Hitting Blockers

Recently I have found myself hitting mental blockers more than I have been accustomed to in the last couple of years. When I talk about a mental blocker, I mean the feeling when you get stuck on part of a problem, and proceed to spend a number of hours chewing it over in your mind. You might be trying to look at the problem from different perspectives, thinking of novel ways to solve the problem, or even just staring blankly at it, wondering why it has not solved itself by now. For me, starting a coding course meant that I was suddenly faced with a host of logical and logistical problems that were new to me in many ways. As such, I inevitably reached a point multiple times where I believed that a problem was all but impossible to make progress on. I often ended up solving these problems after a break, but I found it particularly useful to bear in mind that chewing through a mental blocker is often an important part of learning, and a signal that my understanding of a topic is steadily increasing in the long run.

Hitting a blocker can be a really tough experience for many reasons. When I have been occupied with the same problem for over a couple of hours, I reach the point where I stop doing productive work, and start to become occupied with negative thoughts. These thoughts may include:

  • Feeling like I am being unproductive, and that I should have done more in the last few hours than just look at the same problem
  • Feeling like I am unintelligent, and in general feeling a threat towards parts of my identity that I hold dear
  • Feeling conflicted because of my desire to look at an answer or ask someone for advice, versus my desire to work the solution out myself

I think that most people can empathise with these feelings, agree both that they are unhealthy, and that when you start feeling like this, it is probably time to take a break.


I’ve noticed over time that after taking a break, the problem that I’ve been looking at almost always becomes clearer in my mind, and I am often able to solve whatever problem I had been looking at. There are many things that could constitute taking a break, but the ones that I have found most effective are going for a run, going to sleep, talking to someone else, or meditating. In general any activity that clears my head and makes me forget temporarily about the problem I was facing is a great way to get away from a blocker, and allow me to return to it with fresh eyes later.

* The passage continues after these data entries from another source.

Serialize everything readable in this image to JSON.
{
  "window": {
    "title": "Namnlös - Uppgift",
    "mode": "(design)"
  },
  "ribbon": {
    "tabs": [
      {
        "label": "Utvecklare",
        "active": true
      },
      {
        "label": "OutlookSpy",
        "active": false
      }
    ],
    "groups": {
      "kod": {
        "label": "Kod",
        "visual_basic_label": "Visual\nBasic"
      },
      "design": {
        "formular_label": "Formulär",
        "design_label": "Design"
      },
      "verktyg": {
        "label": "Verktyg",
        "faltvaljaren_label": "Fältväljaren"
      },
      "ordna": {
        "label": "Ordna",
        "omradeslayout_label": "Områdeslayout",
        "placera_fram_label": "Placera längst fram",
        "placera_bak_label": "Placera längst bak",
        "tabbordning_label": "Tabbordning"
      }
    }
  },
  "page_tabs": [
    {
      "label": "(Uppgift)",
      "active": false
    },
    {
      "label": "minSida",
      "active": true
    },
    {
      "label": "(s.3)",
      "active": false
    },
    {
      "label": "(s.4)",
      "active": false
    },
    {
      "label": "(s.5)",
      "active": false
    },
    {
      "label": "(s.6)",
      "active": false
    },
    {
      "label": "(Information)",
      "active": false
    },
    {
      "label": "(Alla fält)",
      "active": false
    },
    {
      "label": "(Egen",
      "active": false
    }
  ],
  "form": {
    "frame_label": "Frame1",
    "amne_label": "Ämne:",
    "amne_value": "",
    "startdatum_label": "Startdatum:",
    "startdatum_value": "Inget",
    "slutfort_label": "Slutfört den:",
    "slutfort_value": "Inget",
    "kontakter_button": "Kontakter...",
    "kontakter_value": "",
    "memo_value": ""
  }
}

What I’m saying might seem self-evident, as it’s common knowledge that taking regular time out from difficult work is often an important part of getting it done well. However there are some points brought up by my own experience that I think it’s important to consider. Firstly, taking the time to think through blockers thoroughly is worthwhile. It clearly becomes unproductive after a few hours, but up until this point, you’re achieving more than you realise by thinking the tough problem through in your head, even if your thoughts did not contribute to solving the specific problem. What you’ve accomplished may only be evident at a later date, but it often shows itself when you realise you can tackle similar problems more successfully, or that you can explain more confidently how the subject matter works. In most cases, I don’t think I would have experienced these benefits as greatly as I did, had I not reached the stage where my work on a problem started to become unproductive before I took a break.

Secondly, and with the first point in mind, it’s healthy to maintain awareness that hitting mental blockers is ok and that this is how learning takes place, even when you are experiencing the blocker. When you put your pen down and get up to head out for a walk, it helps so much to do so knowing that the frustration you are experiencing is normal. After enough time, you can learn to associate the feeling of frustration with the recognition that your understanding of a new concept is gradually becoming deeper and clearer. This is ultimately a positive realisation, and makes the experience of mental blockers that much easier to deal with.

This happened to me recently, when I had been dealing with a tough problem on Codewars. I got up after hours of thinking, feeling the familiar sense of underachievement and diminished ego, when I realised I had experienced this feeling before, always in the context of learning something that I eventually enjoyed a deep understanding of. Realising this did not remove my immediate frustration, but it did give me an additional sense of calm and positivity, in the knowledge that I was doing the right thing, and that things would be ok in the end.

It was slightly strange to feel this mix of calm and angst, but vastly more healthy and helpful than if I hadn’t recognised the positive effect that working through tough problems has on my learning. The lessons that can be taken away from this are that taking breaks from work to exercise and sleep are a vital part of learning new concepts, but also that reaching mental blockers is not problematic in itself. Hitting mental blockers is an inevitable part of making a journey towards real understanding. Being aware of this when you face them will enable you to deal with them capably before moving on and feeling the benefits.